Depends what you're listening to of course - so listening to rock it's off the scale with bass, but solo piano and it's OK. I've also been OK watching films (until there's some oil tanker explosion going on)! Like the Motion+ speaker, referred to above, what this needs is a controlling App for the phone. The App for the speaker works really well, but doesn't include this headset. I shall appeal to them. So, if you like bass, you'll love these. Then, if you haven't pounded your poor eardrums enough, you can tap the BassUP button which makes it even more ludicrous for bass. Very silly. BassUp technology analyzes your audio’s low frequencies in real-time and instantly increases the bass, apparently!
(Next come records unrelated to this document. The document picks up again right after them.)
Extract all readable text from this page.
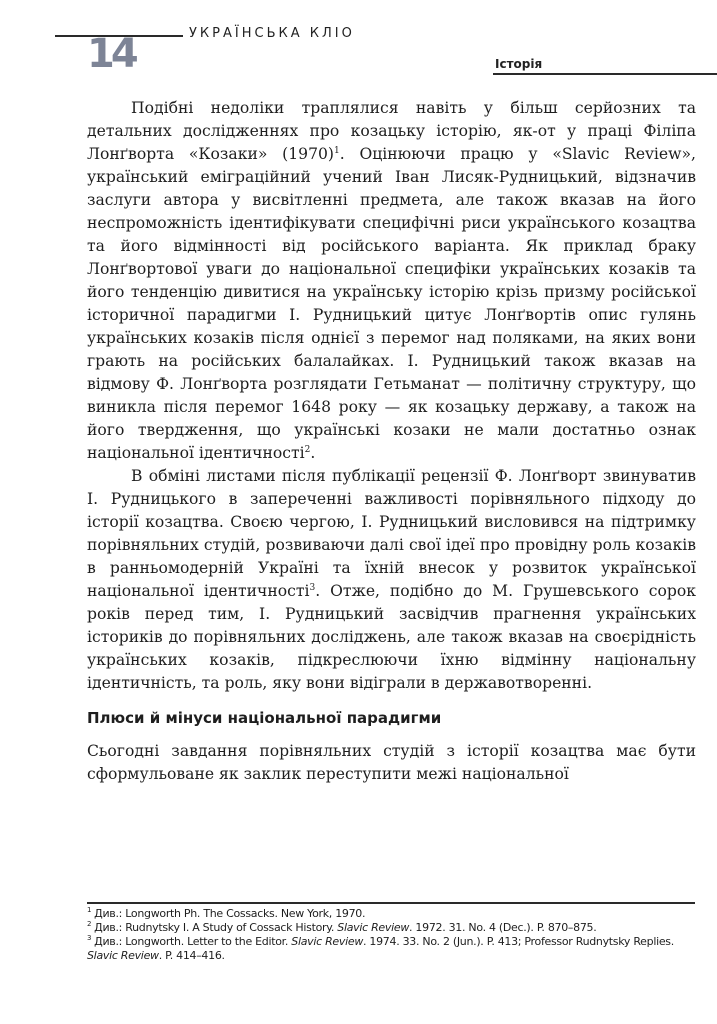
14	УКРАЇНСЬКА КЛІО
Історія

Подібні недоліки траплялися навіть у більш серйозних та детальних дослідженнях про козацьку історію, як-от у праці Філіпа Лонґворта «Козаки» $(1970)^1$. Оцінюючи працю у «Slavic Review», український еміграційний учений Іван Лисяк-Рудницький, відзначив заслуги автора у висвітленні предмета, але також вказав на його неспроможність ідентифікувати специфічні риси українського козацтва та його відмінності від російського варіанта. Як приклад браку Лонґвортової уваги до національної специфіки українських козаків та його тенденцію дивитися на українську історію крізь призму російської історичної парадигми І. Рудницький цитує Лонґвортів опис гулянь українських козаків після однієї з перемог над поляками, на яких вони грають на російських балалайках. І. Рудницький також вказав на відмову Ф. Лонґворта розглядати Гетьманат — політичну структуру, що виникла після перемог 1648 року — як козацьку державу, а також на його твердження, що українські козаки не мали достатньо ознак національної ідентичності$^2$.

В обміні листами після публікації рецензії Ф. Лонґворт звинуватив І. Рудницького в запереченні важливості порівняльного підходу до історії козацтва. Своєю чергою, І. Рудницький висловився на підтримку порівняльних студій, розвиваючи далі свої ідеї про провідну роль козаків в ранньомодерній Україні та їхній внесок у розвиток української національної ідентичності$^3$. Отже, подібно до М. Грушевського сорок років перед тим, І. Рудницький засвідчив прагнення українських істориків до порівняльних досліджень, але також вказав на своєрідність українських козаків, підкреслюючи їхню відмінну національну ідентичність, та роль, яку вони відіграли в державотворенні.

Плюси й мінуси національної парадигми

Сьогодні завдання порівняльних студій з історії козацтва має бути сформульоване як заклик переступити межі національної

$^1$ Див.: Longworth Ph. The Cossacks. New York, 1970.
$^2$ Див.: Rudnytsky I. A Study of Cossack History. Slavic Review. 1972. 31. No. 4 (Dec.). P. 870–875.
$^3$ Див.: Longworth. Letter to the Editor. Slavic Review. 1974. 33. No. 2 (Jun.). P. 413; Professor Rudnytsky Replies. Slavic Review. P. 414–416.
Book yourself a hearing test for 6 months time!

Bluetooth 5.0 is present and one of the important things for me was to get round this lip-sync with video/film problem, latency, using bluetooth. As I said at the outset, all these fancy technologies just seem to complicate the whole issue and this month I've tried all sorts getting here. aptX, aptX HD, aptX-LL and most of them in my experience here provide a worse lip-sync than just making sure it's simple and BT5. Nothing fancier - as discussed with and advised by Steve Litchfield on Phones Show Chat. I still see a lag when watching video, but have found ways to minimise that now. Some apps and services are better than others in this respect, so Netflix/Amazon Prime/YouTube are much better than VLC, for example. The latter does have a manual 'delay' which can be set for each film/track/album (and then saved) however. Bluetooth remains very confusing to me with all these different standards flying around, but I think I have found a way forward which doesn't involve irritation!

The headset is also Hi-Res Audio Certified, which apparently means it supports "playback of music files that have a higher sampling frequency and/or bit depth than CD - 16bit/44.1kHz". It sounds great in that respect to me - but then maybe I couldn't tell the difference anyway! The unit is also equipped with 40mm dynamic drivers which apparently means (and again, I rely on the tech-heads here) that "headphones driver ranges from 20mm – 50mm in diameter and generally, a driver's size determines the loudness." So this is near the top! I'm sure there's more to it than that but I'm not here as a headphones/audio/sound engineer - rather reporting what I find and hear!

The 'newer and upgraded' version of these headphones from SoundCore is the Q20. Beware, as these are redesigned and offer noise cancellation but the payoff for that is half the battery life - and to add insult to injury, a return to microUSB for charging! Madness.

Anyone looking for a budget set of headphones which perform perfectly well (particularly if you like bass) could do much worse than these. They're about £45 but there seems to be a semi-permanent £10 voucher off at AmazonUK, so £35. The battery life is quite staggering (so you're much more likely to have a charge when you grab them) and the icing on the cake, USB-C. Highly recommended.

1 comment:

  1. can you recommend a usb dongle for Q10? I've tried everything in win10 and couldnt get Q10 to work as a handsfree device. Either you hear the voice or you can talk trough the mic, buth not BOTH. I want it use in conference calls, but it's useless for that beacuse of this. Tried every possible fix, no success. I get it that it may work with a more expensive BT dongle, but I don't want to buy a $20 dongle if I'm not sure it'll work. Thanks.